In the third quarter, BP’s upstream earnings could fall YoY led by lower oil prices and possibly lower volumes.
BP’s RMM in the third quarter
BP’s downstream earnings are dependent on its refining margin, which is affected by regional refining cracks.
BP calculates its RMM (refining marker margin) as an average of regional cracks weighted for its regional refining capacity. According to BP, a $1-per-barrel shift in its RMM shifts its pretax replacement cost operating profit by $500 million annually.

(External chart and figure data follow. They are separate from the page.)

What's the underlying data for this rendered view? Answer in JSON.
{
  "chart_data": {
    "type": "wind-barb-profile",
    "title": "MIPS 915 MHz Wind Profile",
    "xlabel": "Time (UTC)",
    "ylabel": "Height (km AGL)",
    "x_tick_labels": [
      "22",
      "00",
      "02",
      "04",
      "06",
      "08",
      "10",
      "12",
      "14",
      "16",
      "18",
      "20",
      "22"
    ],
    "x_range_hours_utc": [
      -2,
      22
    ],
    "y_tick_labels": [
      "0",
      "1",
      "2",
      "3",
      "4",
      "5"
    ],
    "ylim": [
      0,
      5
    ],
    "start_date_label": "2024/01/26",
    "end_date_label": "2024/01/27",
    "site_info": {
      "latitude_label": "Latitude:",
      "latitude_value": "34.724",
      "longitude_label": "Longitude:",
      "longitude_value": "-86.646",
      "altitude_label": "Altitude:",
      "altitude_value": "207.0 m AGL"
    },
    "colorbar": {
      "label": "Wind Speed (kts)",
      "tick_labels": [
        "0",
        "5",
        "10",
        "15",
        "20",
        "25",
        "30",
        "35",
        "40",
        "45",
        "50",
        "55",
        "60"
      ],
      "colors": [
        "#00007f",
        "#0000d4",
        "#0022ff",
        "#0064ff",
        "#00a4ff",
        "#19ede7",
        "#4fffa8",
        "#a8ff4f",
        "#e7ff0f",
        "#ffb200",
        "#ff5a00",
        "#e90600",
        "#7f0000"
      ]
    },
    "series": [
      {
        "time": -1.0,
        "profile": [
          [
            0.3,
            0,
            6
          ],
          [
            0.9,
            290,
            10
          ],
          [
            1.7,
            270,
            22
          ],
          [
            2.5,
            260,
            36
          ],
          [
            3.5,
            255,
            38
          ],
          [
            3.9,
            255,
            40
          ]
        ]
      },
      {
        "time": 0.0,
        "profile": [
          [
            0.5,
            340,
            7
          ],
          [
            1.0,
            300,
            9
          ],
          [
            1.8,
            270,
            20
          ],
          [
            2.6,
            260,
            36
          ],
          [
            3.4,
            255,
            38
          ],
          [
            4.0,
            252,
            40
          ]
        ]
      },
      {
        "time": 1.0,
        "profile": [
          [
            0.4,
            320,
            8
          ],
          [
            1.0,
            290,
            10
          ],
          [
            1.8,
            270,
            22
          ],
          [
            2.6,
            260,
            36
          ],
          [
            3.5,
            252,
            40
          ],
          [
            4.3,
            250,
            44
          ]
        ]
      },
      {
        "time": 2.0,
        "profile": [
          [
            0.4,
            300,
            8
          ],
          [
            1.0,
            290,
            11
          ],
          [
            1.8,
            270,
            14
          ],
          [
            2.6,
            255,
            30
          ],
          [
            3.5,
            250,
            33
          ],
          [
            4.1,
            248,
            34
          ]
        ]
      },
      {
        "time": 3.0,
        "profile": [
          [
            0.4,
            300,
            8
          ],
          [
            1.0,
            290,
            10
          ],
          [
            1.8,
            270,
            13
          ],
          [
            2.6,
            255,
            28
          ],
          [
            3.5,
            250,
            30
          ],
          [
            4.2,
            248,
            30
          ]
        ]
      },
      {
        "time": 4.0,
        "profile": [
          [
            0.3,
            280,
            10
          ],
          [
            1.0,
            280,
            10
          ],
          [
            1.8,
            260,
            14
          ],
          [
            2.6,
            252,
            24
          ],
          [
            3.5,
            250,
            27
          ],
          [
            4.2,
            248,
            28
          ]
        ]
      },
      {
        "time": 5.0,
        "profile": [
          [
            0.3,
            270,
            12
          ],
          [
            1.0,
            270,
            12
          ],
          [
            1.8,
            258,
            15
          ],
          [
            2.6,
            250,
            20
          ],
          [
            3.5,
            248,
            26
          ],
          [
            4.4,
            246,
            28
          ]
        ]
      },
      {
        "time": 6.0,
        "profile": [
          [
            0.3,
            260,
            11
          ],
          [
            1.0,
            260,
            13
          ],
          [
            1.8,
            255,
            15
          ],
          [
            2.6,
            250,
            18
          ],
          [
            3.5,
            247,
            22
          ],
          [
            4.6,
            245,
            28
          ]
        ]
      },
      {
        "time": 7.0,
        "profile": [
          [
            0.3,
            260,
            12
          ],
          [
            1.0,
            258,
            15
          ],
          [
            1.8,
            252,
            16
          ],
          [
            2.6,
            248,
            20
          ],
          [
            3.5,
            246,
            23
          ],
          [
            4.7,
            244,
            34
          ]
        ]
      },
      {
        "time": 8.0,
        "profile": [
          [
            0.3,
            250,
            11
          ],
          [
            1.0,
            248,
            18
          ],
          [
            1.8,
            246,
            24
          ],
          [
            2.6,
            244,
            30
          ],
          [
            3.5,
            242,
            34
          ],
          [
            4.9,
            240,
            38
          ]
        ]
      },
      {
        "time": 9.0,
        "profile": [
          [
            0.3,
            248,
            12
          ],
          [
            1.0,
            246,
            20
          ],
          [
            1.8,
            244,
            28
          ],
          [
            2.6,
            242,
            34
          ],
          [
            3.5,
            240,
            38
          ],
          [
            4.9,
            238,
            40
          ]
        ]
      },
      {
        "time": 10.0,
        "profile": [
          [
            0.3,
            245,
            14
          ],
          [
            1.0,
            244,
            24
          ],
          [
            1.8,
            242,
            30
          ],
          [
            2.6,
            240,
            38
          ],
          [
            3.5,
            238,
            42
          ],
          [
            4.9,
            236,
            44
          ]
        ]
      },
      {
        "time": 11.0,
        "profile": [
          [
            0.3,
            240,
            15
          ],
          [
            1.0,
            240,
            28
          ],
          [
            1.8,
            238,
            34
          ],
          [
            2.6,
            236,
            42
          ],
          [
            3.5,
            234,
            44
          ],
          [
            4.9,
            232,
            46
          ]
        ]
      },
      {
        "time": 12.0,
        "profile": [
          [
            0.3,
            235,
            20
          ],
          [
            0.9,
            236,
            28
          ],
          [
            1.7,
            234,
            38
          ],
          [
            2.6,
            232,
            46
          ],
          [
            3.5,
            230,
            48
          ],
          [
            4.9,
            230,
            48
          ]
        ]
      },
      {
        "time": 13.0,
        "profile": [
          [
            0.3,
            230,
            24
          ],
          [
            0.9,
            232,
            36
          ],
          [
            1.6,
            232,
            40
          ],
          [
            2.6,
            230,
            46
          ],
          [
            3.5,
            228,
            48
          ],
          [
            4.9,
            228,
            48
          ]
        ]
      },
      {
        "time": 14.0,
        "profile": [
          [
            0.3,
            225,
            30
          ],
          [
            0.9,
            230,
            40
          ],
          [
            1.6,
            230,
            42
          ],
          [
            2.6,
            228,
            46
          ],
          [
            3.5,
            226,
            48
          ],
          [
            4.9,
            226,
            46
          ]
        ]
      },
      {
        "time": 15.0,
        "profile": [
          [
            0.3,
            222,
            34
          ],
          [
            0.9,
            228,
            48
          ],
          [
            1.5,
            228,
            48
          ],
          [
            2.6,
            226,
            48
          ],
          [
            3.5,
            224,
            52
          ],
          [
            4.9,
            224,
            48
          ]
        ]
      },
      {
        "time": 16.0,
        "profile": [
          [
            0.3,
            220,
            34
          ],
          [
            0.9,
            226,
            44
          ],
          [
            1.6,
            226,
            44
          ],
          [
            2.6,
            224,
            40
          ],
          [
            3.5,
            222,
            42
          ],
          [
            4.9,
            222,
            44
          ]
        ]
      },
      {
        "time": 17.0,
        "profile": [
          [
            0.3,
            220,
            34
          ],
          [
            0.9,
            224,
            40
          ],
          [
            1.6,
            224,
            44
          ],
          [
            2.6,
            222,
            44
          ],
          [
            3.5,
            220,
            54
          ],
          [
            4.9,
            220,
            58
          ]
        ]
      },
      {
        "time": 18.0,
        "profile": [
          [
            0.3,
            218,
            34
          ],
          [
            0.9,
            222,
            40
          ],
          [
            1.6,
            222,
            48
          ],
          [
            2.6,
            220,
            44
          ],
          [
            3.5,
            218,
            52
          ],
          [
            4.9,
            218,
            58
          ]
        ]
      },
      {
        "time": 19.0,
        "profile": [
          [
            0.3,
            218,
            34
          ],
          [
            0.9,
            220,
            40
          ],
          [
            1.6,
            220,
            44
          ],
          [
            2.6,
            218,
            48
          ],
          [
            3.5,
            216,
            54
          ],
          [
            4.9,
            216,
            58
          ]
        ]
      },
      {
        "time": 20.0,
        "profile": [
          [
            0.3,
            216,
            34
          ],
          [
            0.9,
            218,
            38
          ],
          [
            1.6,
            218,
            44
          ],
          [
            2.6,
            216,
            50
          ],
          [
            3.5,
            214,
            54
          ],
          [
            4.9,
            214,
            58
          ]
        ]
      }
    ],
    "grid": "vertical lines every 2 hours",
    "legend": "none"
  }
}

At $14.7 per barrel, BP’s RMM has been flat YoY in the third quarter due to a fall in regional refining cracks in the US Midwest, partly offset by rises in cracks in other regions.
In the third quarter, the US Midwest crack fell 12% YoY to $16.8 per barrel. However, the US North West crack surged 21% YoY to $18.7 per barrel. This change could affect the company’s refining margin in the US, which refined around 42% of the company’s throughput in the second quarter.
The European region refined another 45% of BP’s throughput. The Northwest Europe crack rose 3% YoY. The Mediterranean and Australian refining cracks also rose 1% YoY and 5% YoY, respectively, in the quarter.
Downstream earnings in the third quarter
According to BP’s guidance, it expects a lower level of turnaround activity in the third quarter. Its downstream earnings could stay flat or see marginal upside or downside movement based on a possibly flat refining margin (as indicated by RMM) and potentially higher throughput.
BP’s earnings compared to its peers’
Wall Street analysts expect BP’s earnings to fall 48% YoY in the third quarter mainly due to the lower oil price estimate for the quarter.
BP’s peers ExxonMobil (XOM), Royal Dutch Shell (RDS.A), and Chevron (CVX) could be affected by lower oil prices. It’s no surprise that analysts expect their earnings to fall in the quarter. ExxonMobil’s, Shell’s, and Chevron’s earnings could drop about 54%, 27%, and 31%, respectively, YoY in the third quarter.